The State Management Scheme was the nationalisation of the brewing, distribution and sale of liquor in three districts of the United Kingdom from 1916 until 1973.

The main focus of the scheme, now commonly known as the Carlisle Experiment, was Carlisle and the surrounding district close to the armament factories at Gretna, founded in 1916 to supply explosives and shells to the British Army in the First World War. However, there were three schemes in total: Carlisle and Gretna, Cromarty Firth, and Enfield. In 1921 Carlisle and Gretna was split into two separate areas. Carlisle was the larger part and supplied some beer to Gretna. In 1922 the Enfield scheme ended and its public houses were sold back to private enterprise.

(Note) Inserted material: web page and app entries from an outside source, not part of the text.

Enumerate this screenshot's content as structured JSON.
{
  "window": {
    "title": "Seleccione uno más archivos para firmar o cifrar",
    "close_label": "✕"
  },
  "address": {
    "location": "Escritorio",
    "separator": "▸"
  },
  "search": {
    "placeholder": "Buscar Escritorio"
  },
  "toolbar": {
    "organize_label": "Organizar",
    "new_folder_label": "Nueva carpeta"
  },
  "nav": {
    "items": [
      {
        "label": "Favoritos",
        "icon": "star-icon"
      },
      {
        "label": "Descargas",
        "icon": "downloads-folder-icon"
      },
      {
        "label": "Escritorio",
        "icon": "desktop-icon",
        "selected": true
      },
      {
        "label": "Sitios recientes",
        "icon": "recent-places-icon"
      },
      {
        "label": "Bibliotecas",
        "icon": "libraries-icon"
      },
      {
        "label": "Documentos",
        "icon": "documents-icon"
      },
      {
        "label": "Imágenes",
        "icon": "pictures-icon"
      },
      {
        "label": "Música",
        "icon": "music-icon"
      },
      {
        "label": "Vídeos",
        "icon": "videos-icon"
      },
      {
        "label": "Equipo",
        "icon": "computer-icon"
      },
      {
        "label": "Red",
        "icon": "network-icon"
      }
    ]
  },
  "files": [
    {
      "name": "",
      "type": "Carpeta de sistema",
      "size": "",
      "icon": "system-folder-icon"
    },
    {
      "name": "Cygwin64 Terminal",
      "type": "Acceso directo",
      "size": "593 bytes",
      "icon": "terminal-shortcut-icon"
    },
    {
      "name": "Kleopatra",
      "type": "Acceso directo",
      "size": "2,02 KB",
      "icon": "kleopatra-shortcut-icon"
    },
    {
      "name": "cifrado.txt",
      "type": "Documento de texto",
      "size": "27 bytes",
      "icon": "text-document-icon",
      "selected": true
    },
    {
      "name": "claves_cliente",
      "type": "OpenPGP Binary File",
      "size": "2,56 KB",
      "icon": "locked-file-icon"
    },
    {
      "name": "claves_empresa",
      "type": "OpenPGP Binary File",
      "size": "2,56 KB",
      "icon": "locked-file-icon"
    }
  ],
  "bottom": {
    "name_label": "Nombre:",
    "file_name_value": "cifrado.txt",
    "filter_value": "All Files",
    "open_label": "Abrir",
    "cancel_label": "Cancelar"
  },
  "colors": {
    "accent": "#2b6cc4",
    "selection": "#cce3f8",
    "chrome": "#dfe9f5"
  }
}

The scheme was privatised by Edward Heath's Conservative Government in 1971 and its assets were sold at auction in six lots, mostly to established brewing interests.

==Ethos==
A central pillar of the scheme was the ethos of disinterested management: public house managers had no incentive to sell liquor, which supported the aim of reducing drunkenness and its effects on the arms industry. From 1916 to 1919 the scheme had a "no treating" policy, forbidding the buying of rounds of drinks.

The Redfern Inn at Etterby, Carlisle

==Architecture==
The scheme also involved the refurbishment of public houses, and the demolition and replacement of substandard premises. Most of the new premises were designed by the scheme's chief architect, Harry Redfern in his New Model Inn style, which influenced the design of public houses in the rest of the UK.